GANs is changing the face of advertising

– Prof. Rahul De’, Dhanvi Kamath, Anamika Saha

The Generator does not make exact copies of the original but learns the underlying structure from it. So it may produce an output that looks and feels like the original.

In a recent series of advertisements on YouTube, Shah Rukh Khan, one of India’s most famous brand ambassadors, was seen promoting neighbourhood shoe, Kirana, and grocery stores. In carefully scripted ads, he mentioned their names and encouraged viewers to use their services. How was this possible? These seemed like fake ads, where some imposter was imitating, quite accurately, the famous actor’s style, voice, and mannerisms. Otherwise, how could neighbourhood shoe and Kirana stores afford a superstar to publicize their brand?

Shah Rukh Khan indeed made some video ads for a large company, Cadbury chocolates, who could afford his fees, and then allowed the video to be manipulated by an Artificial Intelligence (AI) technology called Generative Adversarial Networks (GANs). These are special kinds of neural networks that create data patterns according to certain criteria. This technology was used to generate voice tracts that replicated the actor’s speech style and voice quality. Then video footage was created that lip-synced his video tracks to say the different phrases needed for the ads.
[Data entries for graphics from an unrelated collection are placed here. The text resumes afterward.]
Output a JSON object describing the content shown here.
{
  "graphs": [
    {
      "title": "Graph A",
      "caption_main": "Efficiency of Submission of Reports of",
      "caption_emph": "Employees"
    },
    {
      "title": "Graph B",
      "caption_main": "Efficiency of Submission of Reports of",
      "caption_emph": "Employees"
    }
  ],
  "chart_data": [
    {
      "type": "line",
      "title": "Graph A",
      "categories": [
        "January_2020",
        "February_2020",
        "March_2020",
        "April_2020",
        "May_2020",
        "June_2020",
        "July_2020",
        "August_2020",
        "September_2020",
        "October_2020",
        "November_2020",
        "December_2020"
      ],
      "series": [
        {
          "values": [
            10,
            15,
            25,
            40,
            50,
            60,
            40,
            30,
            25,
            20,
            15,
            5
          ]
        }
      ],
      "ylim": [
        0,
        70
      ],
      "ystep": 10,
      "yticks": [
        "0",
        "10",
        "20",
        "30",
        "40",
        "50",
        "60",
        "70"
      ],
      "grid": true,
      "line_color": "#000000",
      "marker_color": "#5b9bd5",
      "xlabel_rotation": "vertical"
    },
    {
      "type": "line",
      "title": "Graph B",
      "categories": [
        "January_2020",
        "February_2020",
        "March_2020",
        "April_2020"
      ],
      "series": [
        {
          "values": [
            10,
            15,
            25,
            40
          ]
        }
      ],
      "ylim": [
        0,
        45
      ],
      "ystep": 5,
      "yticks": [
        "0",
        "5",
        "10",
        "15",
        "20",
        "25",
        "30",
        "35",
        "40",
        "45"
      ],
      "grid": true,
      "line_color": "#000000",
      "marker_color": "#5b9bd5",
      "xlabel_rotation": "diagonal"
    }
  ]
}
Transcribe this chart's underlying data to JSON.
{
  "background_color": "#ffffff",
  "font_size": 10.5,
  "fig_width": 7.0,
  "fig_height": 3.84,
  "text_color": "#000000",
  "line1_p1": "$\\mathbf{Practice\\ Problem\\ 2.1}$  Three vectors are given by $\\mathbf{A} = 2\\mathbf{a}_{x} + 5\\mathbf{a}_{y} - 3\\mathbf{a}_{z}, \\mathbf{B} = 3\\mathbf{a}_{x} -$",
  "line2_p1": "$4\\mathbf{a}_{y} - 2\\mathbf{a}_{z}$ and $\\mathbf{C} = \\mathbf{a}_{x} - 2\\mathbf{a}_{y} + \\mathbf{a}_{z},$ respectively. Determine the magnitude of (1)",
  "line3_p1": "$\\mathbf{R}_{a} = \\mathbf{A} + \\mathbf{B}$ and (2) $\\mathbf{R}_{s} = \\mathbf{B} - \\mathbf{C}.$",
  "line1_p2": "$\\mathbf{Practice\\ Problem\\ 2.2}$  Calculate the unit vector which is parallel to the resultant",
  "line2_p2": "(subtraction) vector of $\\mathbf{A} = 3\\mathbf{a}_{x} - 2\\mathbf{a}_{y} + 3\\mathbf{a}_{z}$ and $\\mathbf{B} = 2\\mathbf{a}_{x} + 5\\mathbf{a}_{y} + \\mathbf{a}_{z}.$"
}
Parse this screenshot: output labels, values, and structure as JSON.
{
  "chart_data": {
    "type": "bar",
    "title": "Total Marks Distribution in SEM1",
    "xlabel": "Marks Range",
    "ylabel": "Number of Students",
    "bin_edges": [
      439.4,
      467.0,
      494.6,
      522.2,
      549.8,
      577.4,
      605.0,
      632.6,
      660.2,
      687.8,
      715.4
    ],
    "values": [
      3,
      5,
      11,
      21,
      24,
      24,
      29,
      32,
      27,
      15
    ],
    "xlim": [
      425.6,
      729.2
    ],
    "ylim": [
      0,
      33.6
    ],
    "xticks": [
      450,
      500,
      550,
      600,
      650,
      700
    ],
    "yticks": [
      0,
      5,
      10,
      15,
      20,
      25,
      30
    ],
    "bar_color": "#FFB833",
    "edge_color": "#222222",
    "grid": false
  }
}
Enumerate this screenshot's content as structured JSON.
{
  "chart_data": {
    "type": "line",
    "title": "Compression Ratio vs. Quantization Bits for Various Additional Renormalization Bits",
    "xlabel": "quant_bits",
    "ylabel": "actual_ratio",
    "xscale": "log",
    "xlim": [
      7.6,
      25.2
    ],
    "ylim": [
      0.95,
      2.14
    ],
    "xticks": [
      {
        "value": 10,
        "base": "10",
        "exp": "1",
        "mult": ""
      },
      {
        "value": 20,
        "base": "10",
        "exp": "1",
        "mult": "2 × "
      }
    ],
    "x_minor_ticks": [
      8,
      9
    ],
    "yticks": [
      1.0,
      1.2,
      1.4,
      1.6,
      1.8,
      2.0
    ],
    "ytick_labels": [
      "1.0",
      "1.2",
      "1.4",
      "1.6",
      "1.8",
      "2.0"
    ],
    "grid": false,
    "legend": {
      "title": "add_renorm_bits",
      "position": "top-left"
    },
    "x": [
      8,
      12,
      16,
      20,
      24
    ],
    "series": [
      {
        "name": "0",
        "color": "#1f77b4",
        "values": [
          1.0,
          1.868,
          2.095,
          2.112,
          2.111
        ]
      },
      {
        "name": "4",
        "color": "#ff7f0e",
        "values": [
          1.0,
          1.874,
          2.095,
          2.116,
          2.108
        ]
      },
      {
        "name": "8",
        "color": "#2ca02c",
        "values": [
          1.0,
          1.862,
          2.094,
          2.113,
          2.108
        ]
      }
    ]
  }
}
GANs work on a competitive principle. They consist of two neural networks, one that tries to create variations of some given pattern and another that tries to figure out whether the pattern is the original or an imitation. In this competition, the Generator, the one that tries to create copies, attempts to outsmart the other network, called the Discriminator, by repeatedly making patterns that begin to resemble the original. The Generator does not make exact copies of the original but learns the underlying structure from it. So it may produce an output that looks and feels like the original. This competition results in patterns, which may be images or videos or sounds, that are reproduced, but not exactly. They look, move, and sound like the original, but they are not originals.

GANs have found many commercial uses. Fashion firms enable the same model to wear different clothes by simulating the colours, styles, fits, and sartorial assemblages with GANS. Further, with the different styles and fashions, the models are imaged in different poses. This saves firms the effort, and the cost, of
making the models actually wear so many different styles and colours. This technology is also used to create many different designs from the same basic pattern. For example, the basic designs of fashion items like shoes and handbags can be re-generated in different forms and fashions, based on a style. This can be
done for other consumer objects as well, such as cars, bicycles, furniture, and even buildings.

Some of the most impressive uses of GANs are in medical technology. Consider the case of imaging used to detect the tissue composition of a tumour. Sometimes the resolution of the image is not good enough, as the equipment used to create the image may have been old or malfunctioning, or the technician was not skilled enough to capture an appropriate image. GANs can be used to enhance these, where the Generator is trained to create high-resolution images from grainy or low-resolution ones, and the Discriminator helps by discerning an enhanced from a distorted image. The GAN technology then enables doctors to see a sharp version of the image to diagnose the cause of the tumour.

This facility becomes critical in some situations – sometimes patients cannot be given high doses of radiation, which is required for high-resolution tomography imaging. In such cases, low-resolution images are created and sharpened with GANs. Patients are thus spared from being subjected to excessive radiation, thus protecting their already fragile tissues.

This technology is also being used in basic scientific work. Cosmologists often have to choose between a wide image that includes a lot of stellar objects, but that has a low resolution and a narrow image that has a sharper focus and includes more details. This tradeoff is now being resolved by taking wide images and using GANs to sharpen parts of them to obtain details.

The fundamental question this technology raises for us is whether these produced images (or videos or sounds or designs) are artificial or real. They are different from direct copies, and are also not cleverly manipulated “fakes”. If they are treated as fakes, then their use in medical diagnosis or in science has to be questioned and avoided. However, if they are a different form of “real”, then we can go ahead with their use in all endeavours where they are useful. The answer to this question is not easy. We will have to conclude that Shah Rukh Khan did make those ads for the Kirana store. And, also, that he did not.

(Rahul De’ is Professor of Information Systems, Dhanvi Kamath and Anamika Saha are MBA students, at IIM Bangalore.)